Von Schimpf das 65.

[48] Zwölf Nunnen für zwölf Pfaffen.


Uf das so wir vil von den München gesagt haben, so zimpt sich wol, das wir auch etwas von den Nunnen schreiben; wan als die Lerer sprechen, so gehören Münch und Nunnen zůsammen. Es was ein Kloster, sol man es anders ein Kloster heissen, ein Stifft, da waren Freifrawen yn, als ir vil in unsern Landen sein, der Edlen Spittal etc. Da was ein Edler, der dem Gotzhauß ab wolt ziehen und nemen, das sein Eltern dar hetten geben. Sie lagen in dem Rechten mit einander, und was vil daruff gangen. Der Eptissin ward geraten, sie solt fier die allerhübschesten Frawen, die sie het, wol ußstreichen und solt sie mit ir nemen und mit inen selber für den Fürsten kumen, sie würd ein gnedigen Herren finden. Sie volgt dem Rat.

Da sie nun also für dem Fürsten stůnd mit den fier stoltzen Frawen, da fragt sie der Fürst und sprach, wie vil gestielter und Chorfrawen het.

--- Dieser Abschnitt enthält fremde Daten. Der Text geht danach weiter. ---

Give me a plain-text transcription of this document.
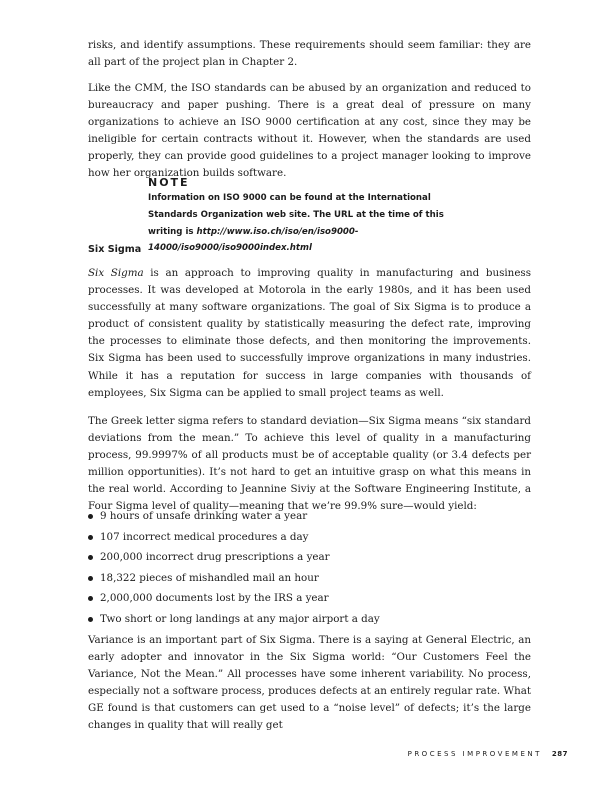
risks, and identify assumptions. These requirements should seem familiar: they are all part of the project plan in Chapter 2.

Like the CMM, the ISO standards can be abused by an organization and reduced to bureaucracy and paper pushing. There is a great deal of pressure on many organizations to achieve an ISO 9000 certification at any cost, since they may be ineligible for certain contracts without it. However, when the standards are used properly, they can provide good guidelines to a project manager looking to improve how her organization builds software.

NOTE

Information on ISO 9000 can be found at the International Standards Organization web site. The URL at the time of this writing is http://www.iso.ch/iso/en/iso9000-14000/iso9000/iso9000index.html

Six Sigma

Six Sigma is an approach to improving quality in manufacturing and business processes. It was developed at Motorola in the early 1980s, and it has been used successfully at many software organizations. The goal of Six Sigma is to produce a product of consistent quality by statistically measuring the defect rate, improving the processes to eliminate those defects, and then monitoring the improvements. Six Sigma has been used to successfully improve organizations in many industries. While it has a reputation for success in large companies with thousands of employees, Six Sigma can be applied to small project teams as well.

The Greek letter sigma refers to standard deviation—Six Sigma means “six standard deviations from the mean.” To achieve this level of quality in a manufacturing process, 99.9997% of all products must be of acceptable quality (or 3.4 defects per million opportunities). It’s not hard to get an intuitive grasp on what this means in the real world. According to Jeannine Siviy at the Software Engineering Institute, a Four Sigma level of quality—meaning that we’re 99.9% sure—would yield:

9 hours of unsafe drinking water a year
107 incorrect medical procedures a day
200,000 incorrect drug prescriptions a year
18,322 pieces of mishandled mail an hour
2,000,000 documents lost by the IRS a year
Two short or long landings at any major airport a day

Variance is an important part of Six Sigma. There is a saying at General Electric, an early adopter and innovator in the Six Sigma world: “Our Customers Feel the Variance, Not the Mean.” All processes have some inherent variability. No process, especially not a software process, produces defects at an entirely regular rate. What GE found is that customers can get used to a “noise level” of defects; it’s the large changes in quality that will really get

PROCESS IMPROVEMENT 287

Die Eptissin antwurt dem Fürsten und sprach mit Züchten: ›Unser sein 24 Frawen.‹ Der Fürst sprach: ›Wie vil haben ir Pfaffen und Caplön?‹ Die Eptissin antwurt und sprach: ›Gnediger Her, wir haben zwölff Pfaffen.‹ Der Fürst lacht und sprach: ›Das ist übel geordnet, es solt umbgekert sein.‹ Die Eptissin verstůnd, wa der Fürst hinuß wolt, und das er sie Hůren schatzt. Da sprach dy Eptissin: ›Nein, gnediger Her, es ist wol geordnet. Es sein zwölff Pfaffen, und hat jeglicher sein Frawen, und die überigen zwölff Nunnen sein für die Gest.‹ Da lacht der Fürst und sprach: ›Frau Eptissin, ir haben wol geantwurt. Gon heim, so wöllen wir mit dem Edelman verschaffen, das er euch mit Friden laßt!‹

Quelle:
Johannes Pauli: Schimpf und Ernst. Teil 1. Berlin 1924, S. 48.